The reason this subject arose is the book I’m reading, Rose Macaulay’s The Towers of Trebizond. Those of you who’ve read it will remember the gloriously discursive style of the writing, mirroring the heroine-and-narrator’s thoughts. If you haven’t yet read it, do, especially if you know anything about the Anglican church (it’s not about that, but it does poke some wonderful gentle fun at it). It’s very amusing, though I have to put it down after about an hour as the mixture’s pretty rich: one can have too much of a good thing at one sitting, even chocolate mousse. But I digress….

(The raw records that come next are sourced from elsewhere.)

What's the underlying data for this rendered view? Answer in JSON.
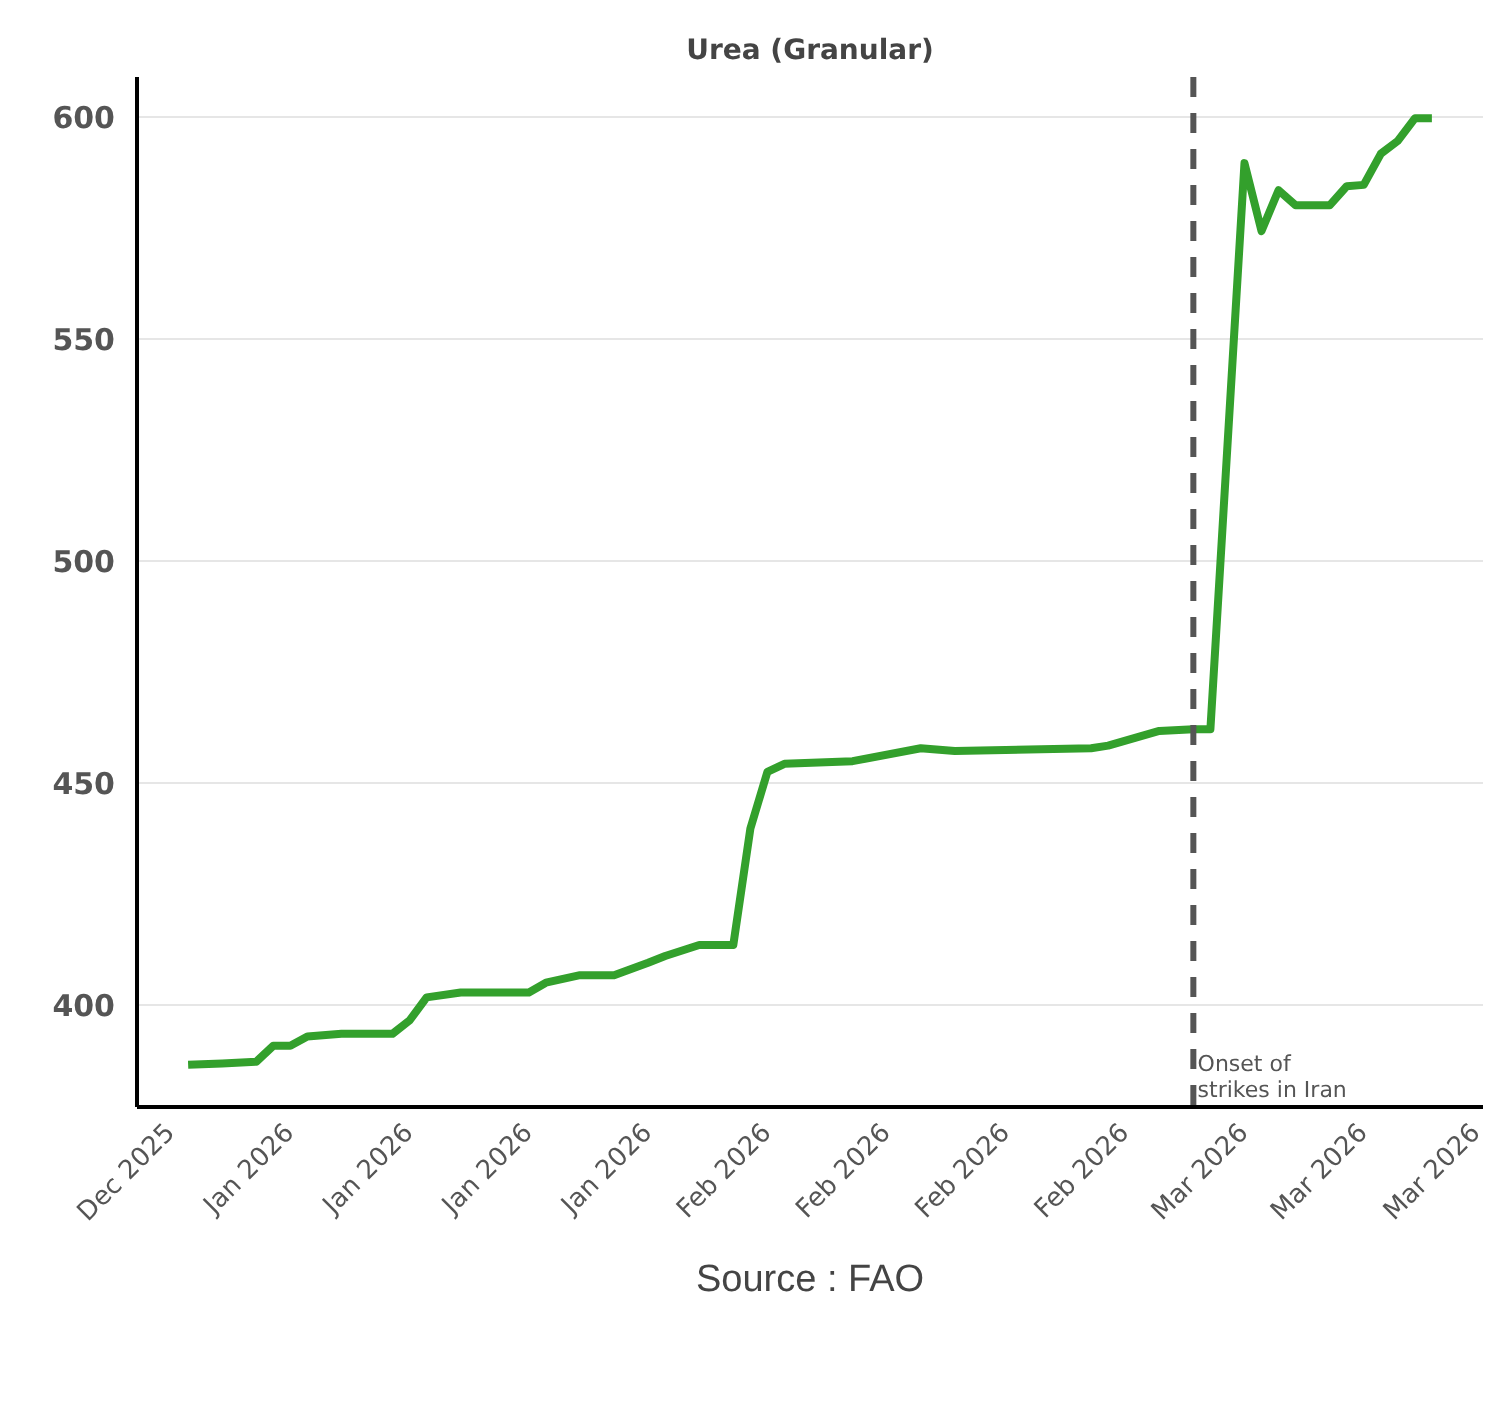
{
  "chart_data": {
    "type": "line",
    "title": "Urea (Granular)",
    "x": [
      "2025-12-30",
      "2026-01-01",
      "2026-01-03",
      "2026-01-04",
      "2026-01-05",
      "2026-01-06",
      "2026-01-08",
      "2026-01-11",
      "2026-01-12",
      "2026-01-13",
      "2026-01-15",
      "2026-01-19",
      "2026-01-20",
      "2026-01-22",
      "2026-01-24",
      "2026-01-26",
      "2026-01-27",
      "2026-01-29",
      "2026-01-31",
      "2026-02-01",
      "2026-02-02",
      "2026-02-03",
      "2026-02-07",
      "2026-02-11",
      "2026-02-13",
      "2026-02-21",
      "2026-02-22",
      "2026-02-25",
      "2026-02-27",
      "2026-02-28",
      "2026-03-02",
      "2026-03-03",
      "2026-03-04",
      "2026-03-05",
      "2026-03-07",
      "2026-03-08",
      "2026-03-09",
      "2026-03-10",
      "2026-03-11",
      "2026-03-12",
      "2026-03-13"
    ],
    "series": [
      {
        "color": "#33a02c",
        "values": [
          386.5,
          386.8,
          387.2,
          390.8,
          390.8,
          392.9,
          393.5,
          393.5,
          396.5,
          401.7,
          402.8,
          402.8,
          405,
          406.7,
          406.7,
          409.5,
          411,
          413.5,
          413.5,
          439.7,
          452.5,
          454.3,
          454.9,
          457.8,
          457.2,
          457.8,
          458.4,
          461.7,
          462.1,
          462.1,
          589.6,
          574.3,
          583.5,
          580.1,
          580.1,
          584.4,
          584.7,
          591.7,
          594.6,
          599.7,
          599.7
        ]
      }
    ],
    "xlim": [
      "2025-12-27",
      "2026-03-16"
    ],
    "xticks": [
      {
        "value": "2025-12-29",
        "label": "Dec 2025"
      },
      {
        "value": "2026-01-05",
        "label": "Jan 2026"
      },
      {
        "value": "2026-01-12",
        "label": "Jan 2026"
      },
      {
        "value": "2026-01-19",
        "label": "Jan 2026"
      },
      {
        "value": "2026-01-26",
        "label": "Jan 2026"
      },
      {
        "value": "2026-02-02",
        "label": "Feb 2026"
      },
      {
        "value": "2026-02-09",
        "label": "Feb 2026"
      },
      {
        "value": "2026-02-16",
        "label": "Feb 2026"
      },
      {
        "value": "2026-02-23",
        "label": "Feb 2026"
      },
      {
        "value": "2026-03-02",
        "label": "Mar 2026"
      },
      {
        "value": "2026-03-09",
        "label": "Mar 2026"
      },
      {
        "value": "2026-03-16",
        "label": "Mar 2026"
      }
    ],
    "ylim": [
      377,
      609
    ],
    "yticks": [
      400,
      450,
      500,
      550,
      600
    ],
    "grid": "y",
    "line_style": "solid",
    "ref_lines": [
      {
        "axis": "x",
        "value": "2026-02-27",
        "label": "Onset of strikes in Iran",
        "color": "#555555",
        "line_style": "dashed"
      }
    ],
    "annotations": [
      "Source : FAO"
    ]
  }
}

The problem with long sentences is not that people can’t read them; it’s that many authors can’t write them. If you’re going to produce a long sentence you need to be more Proust or Trollope (Anthony, not Joanna) than Nietzsche: use words that people recognise, in contexts where they make sense. Then you can let your stream of consciousness range about like a mountain stream forging around and through the rocks and tree-roots in its way, as it leaps and tumbles down the hill to the river below.
Or words to that effect. (There is also a place for short sentences. And yes, I know that the five words at the beginning of this paragraph don’t constitute a proper sentence.)
Don’t let the thought police dumb you down. Long live the long sentence - written and spoken!